A4V (alanine at codon 4 changed to valine) is the most common ALS-causing mutation in the U.S. population, with approximately 50% of SOD1-ALS patients carrying the A4V mutation.[25][26][27] Approximately 10 percent of all U.S. familial ALS cases are caused by heterozygous A4V mutations in SOD1. The mutation is rarely if ever found outside the Americas.
It was recently estimated that the A4V mutation occurred 540 generations (~12,000 years) ago. The haplotype surrounding the mutation suggests that the A4V mutation arose in the Asian ancestors of Native Americans, who reached the Americas through the Bering Strait.[28]
The A4V mutant belongs to the WT-like mutants. Patients with A4V mutations exhibit variable age of onset, but uniformly very rapid disease course, with average survival after onset of 1.4 years (versus 3–5 years with other dominant SOD1 mutations, and in some cases such as H46R, considerably longer). This survival is considerably shorter than non-mutant SOD1 linked ALS.

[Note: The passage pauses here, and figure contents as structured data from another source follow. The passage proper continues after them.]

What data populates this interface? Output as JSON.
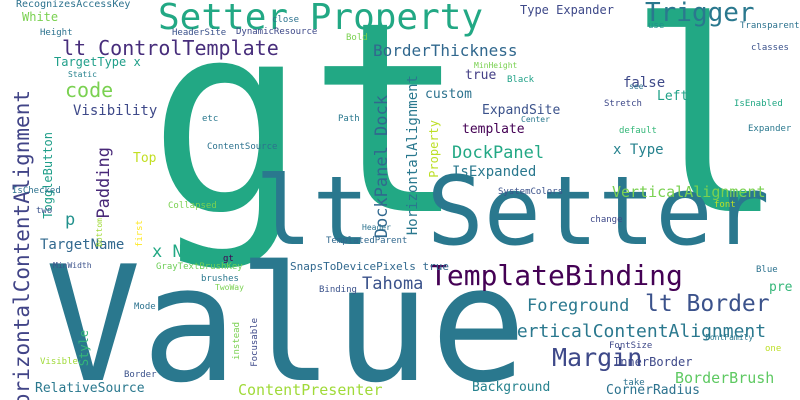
{
  "words": [
    {
      "text": "gt lt",
      "color": "#22a884"
    },
    {
      "text": "Value",
      "color": "#2a788e"
    },
    {
      "text": "lt Setter",
      "color": "#2a788e"
    },
    {
      "text": "Setter Property",
      "color": "#22a884"
    },
    {
      "text": "TemplateBinding",
      "color": "#440154"
    },
    {
      "text": "HorizontalContentAlignment",
      "color": "#414487"
    },
    {
      "text": "lt ControlTemplate",
      "color": "#472d7b"
    },
    {
      "text": "Trigger",
      "color": "#2a788e"
    },
    {
      "text": "lt Border",
      "color": "#3b528b"
    },
    {
      "text": "Margin",
      "color": "#3e4989"
    },
    {
      "text": "VerticalContentAlignment",
      "color": "#2a788e"
    },
    {
      "text": "DockPanel",
      "color": "#22a884"
    },
    {
      "text": "code",
      "color": "#7ad151"
    },
    {
      "text": "DockPanel Dock",
      "color": "#31688e"
    },
    {
      "text": "BorderThickness",
      "color": "#31688e"
    },
    {
      "text": "HorizontalAlignment",
      "color": "#2a788e"
    },
    {
      "text": "VerticalAlignment",
      "color": "#7ad151"
    },
    {
      "text": "x Name",
      "color": "#22a884"
    },
    {
      "text": "Foreground",
      "color": "#2a788e"
    },
    {
      "text": "Padding",
      "color": "#482878"
    },
    {
      "text": "Tahoma",
      "color": "#3b528b"
    },
    {
      "text": "IsExpanded",
      "color": "#2a788e"
    },
    {
      "text": "Visibility",
      "color": "#3e4989"
    },
    {
      "text": "BorderBrush",
      "color": "#5ec962"
    },
    {
      "text": "ContentPresenter",
      "color": "#a0da39"
    },
    {
      "text": "TargetName",
      "color": "#31688e"
    },
    {
      "text": "x Type",
      "color": "#26828e"
    },
    {
      "text": "ExpandSite",
      "color": "#3b528b"
    },
    {
      "text": "false",
      "color": "#3e4989"
    },
    {
      "text": "Left",
      "color": "#1fa187"
    },
    {
      "text": "template",
      "color": "#440154"
    },
    {
      "text": "custom",
      "color": "#2c728e"
    },
    {
      "text": "true",
      "color": "#433e85"
    },
    {
      "text": "Property",
      "color": "#bddf26"
    },
    {
      "text": "Style",
      "color": "#35b779"
    },
    {
      "text": "Background",
      "color": "#26828e"
    },
    {
      "text": "RelativeSource",
      "color": "#2a788e"
    },
    {
      "text": "InnerBorder",
      "color": "#3e4989"
    },
    {
      "text": "CornerRadius",
      "color": "#2c728e"
    },
    {
      "text": "White",
      "color": "#7ad151"
    },
    {
      "text": "TargetType x",
      "color": "#1f9e89"
    },
    {
      "text": "Type Expander",
      "color": "#3e4989"
    },
    {
      "text": "ToggleButton",
      "color": "#1f9e89"
    },
    {
      "text": "Top",
      "color": "#c2df23"
    },
    {
      "text": "pre",
      "color": "#35b779"
    },
    {
      "text": "p",
      "color": "#21918c"
    },
    {
      "text": "SnapsToDevicePixels true",
      "color": "#31688e"
    },
    {
      "text": "RecognizesAccessKey",
      "color": "#2c728e"
    },
    {
      "text": "Height",
      "color": "#2c728e"
    },
    {
      "text": "HeaderSite",
      "color": "#3b528b"
    },
    {
      "text": "DynamicResource",
      "color": "#3e4989"
    },
    {
      "text": "close",
      "color": "#2c728e"
    },
    {
      "text": "Transparent",
      "color": "#2c728e"
    },
    {
      "text": "Bold",
      "color": "#7ad151"
    },
    {
      "text": "use",
      "color": "#21918c"
    },
    {
      "text": "classes",
      "color": "#3b528b"
    },
    {
      "text": "MinHeight",
      "color": "#7ad151"
    },
    {
      "text": "Black",
      "color": "#1fa187"
    },
    {
      "text": "Static",
      "color": "#26828e"
    },
    {
      "text": "Path",
      "color": "#2a788e"
    },
    {
      "text": "etc",
      "color": "#2a788e"
    },
    {
      "text": "ContentSource",
      "color": "#2c728e"
    },
    {
      "text": "Center",
      "color": "#2a788e"
    },
    {
      "text": "see",
      "color": "#2c728e"
    },
    {
      "text": "Stretch",
      "color": "#3e4989"
    },
    {
      "text": "IsEnabled",
      "color": "#22a884"
    },
    {
      "text": "default",
      "color": "#35b779"
    },
    {
      "text": "Expander",
      "color": "#2a788e"
    },
    {
      "text": "SystemColors",
      "color": "#3b528b"
    },
    {
      "text": "font",
      "color": "#bddf26"
    },
    {
      "text": "IsChecked",
      "color": "#2c728e"
    },
    {
      "text": "Collapsed",
      "color": "#7ad151"
    },
    {
      "text": "two",
      "color": "#3b528b"
    },
    {
      "text": "Bottom",
      "color": "#a0da39"
    },
    {
      "text": "first",
      "color": "#fde725"
    },
    {
      "text": "Header",
      "color": "#2c728e"
    },
    {
      "text": "TemplatedParent",
      "color": "#31688e"
    },
    {
      "text": "change",
      "color": "#3e4989"
    },
    {
      "text": "MinWidth",
      "color": "#3b528b"
    },
    {
      "text": "GrayTextBrushKey",
      "color": "#6ece58"
    },
    {
      "text": "gt",
      "color": "#440154"
    },
    {
      "text": "brushes",
      "color": "#2a788e"
    },
    {
      "text": "TwoWay",
      "color": "#7ad151"
    },
    {
      "text": "Binding",
      "color": "#3b528b"
    },
    {
      "text": "Blue",
      "color": "#2c728e"
    },
    {
      "text": "Mode",
      "color": "#2c728e"
    },
    {
      "text": "instead",
      "color": "#7ad151"
    },
    {
      "text": "Focusable",
      "color": "#3e4989"
    },
    {
      "text": "FontFamily",
      "color": "#2a788e"
    },
    {
      "text": "FontSize",
      "color": "#3e4989"
    },
    {
      "text": "one",
      "color": "#bddf26"
    },
    {
      "text": "Visible",
      "color": "#a0da39"
    },
    {
      "text": "Border",
      "color": "#3b528b"
    },
    {
      "text": "take",
      "color": "#2c728e"
    }
  ]
}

H46R (histidine at codon 46 changed to arginine) is the most common ALS-causing mutation in the Japanese population, with about 40% of Japanese SOD1-ALS patients carrying this mutation. H46R causes a profound loss of copper binding in the active site of SOD1, and as such, H46R is enzymatically inactive. The disease course of this mutation is extremely long, with the typical time from onset to death being over 15 years.[29] Mouse models with this mutation do not exhibit the classical mitochondrial vacuolation pathology seen in G93A and G37R ALS mice and unlike G93A mice, deficiency of the major mitochondrial antioxidant enzyme, SOD2, has no effect on their disease course.[29]

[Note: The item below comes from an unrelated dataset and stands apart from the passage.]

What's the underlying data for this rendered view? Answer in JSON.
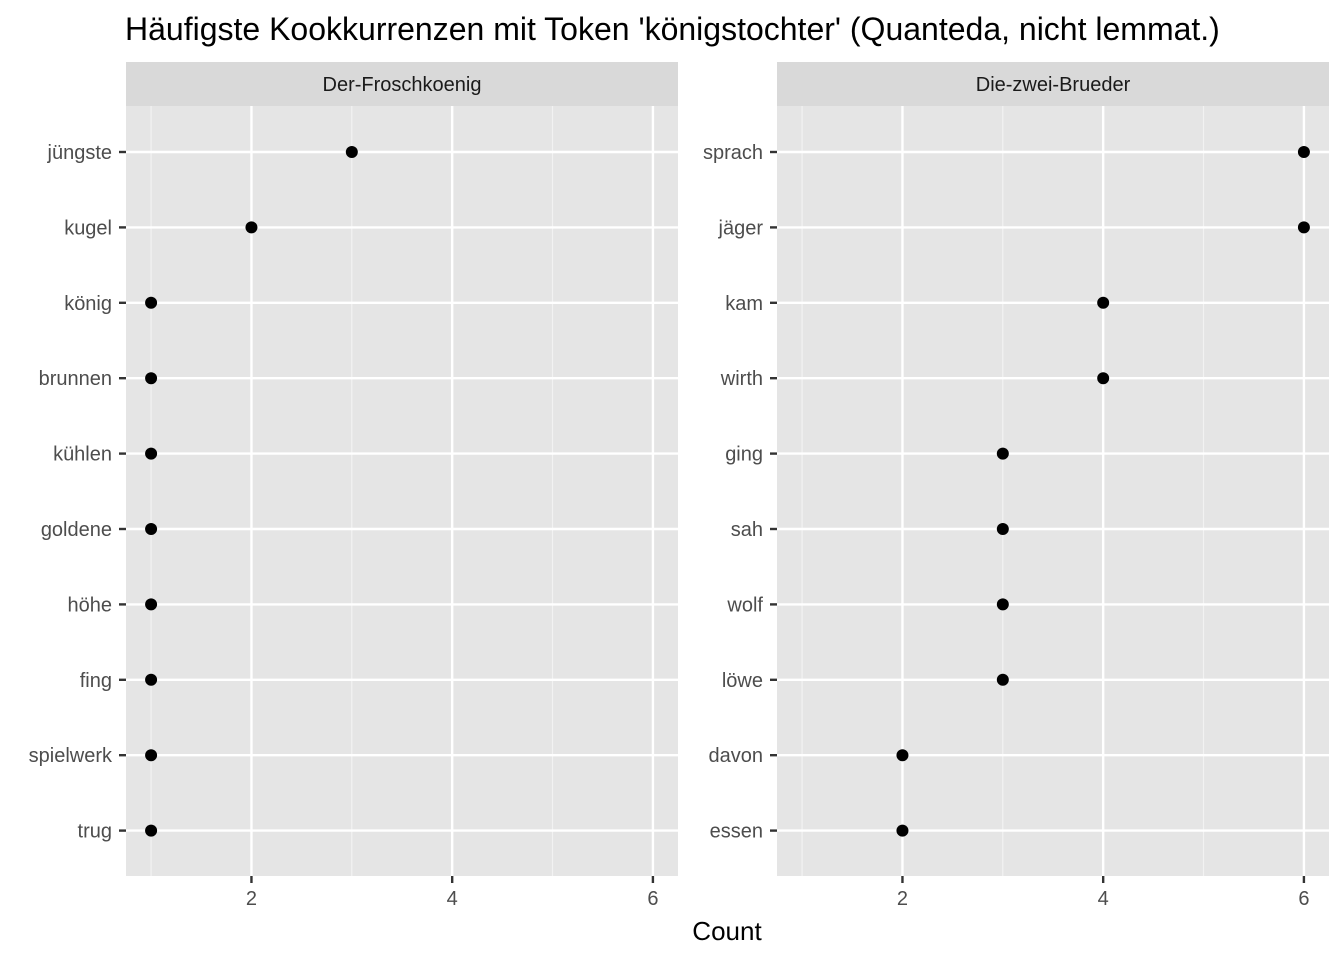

G93A (glycine 93 changed to alanine) is a comparatively rare mutation, but has been studied very intensely as it was the first mutation to be modeled in mice. G93A is a pseudo-WT mutation that leaves the enzyme activity intact.[27] Because of the ready availability of the G93A mouse from Jackson Laboratory, many studies of potential drug targets and toxicity mechanisms have been carried out in this model. At least one private research institute (ALS Therapy Development Institute) is conducting large-scale drug screens exclusively in this mouse model. Whether findings are specific for G93A or applicable to all ALS-causing SOD1 mutations is at present unknown. It has been argued that certain pathological features of the G93A mouse are due to overexpression artifacts, specifically those relating to mitochondrial vacuolation (the G93A mouse commonly used from Jackson Lab has over 20 copies of the human SOD1 gene).[30] At least one study has found that certain features of pathology are idiosyncratic to G93A and not extrapolatable to all ALS-causing mutations.[29] Further studies have shown that the pathogenesis of the G93A and H46R models are clearly distinct; some drugs and genetic interventions that are highly beneficial/detrimental in one model have either the opposite or no effect in the other.[31][32][33]
Down syndrome (DS) is usually caused by a triplication of chromosome 21. Oxidative stress is thought to be an important underlying factor in DS-related pathologies. The oxidative stress appears to be due to the triplication and increased expression of the SOD1 gene located in chromosome 21. Increased expression of SOD1 likely causes increased production of hydrogen peroxide leading to increased cellular injury.
The levels of 8-OHdG in the DNA of persons with DS, measured in saliva, were found to be significantly higher than in control groups.[34] 8-OHdG levels were also increased in the leukocytes of persons with DS compared to controls.[35] These findings suggest that oxidative DNA damage may lead to some of the clinical features of DS.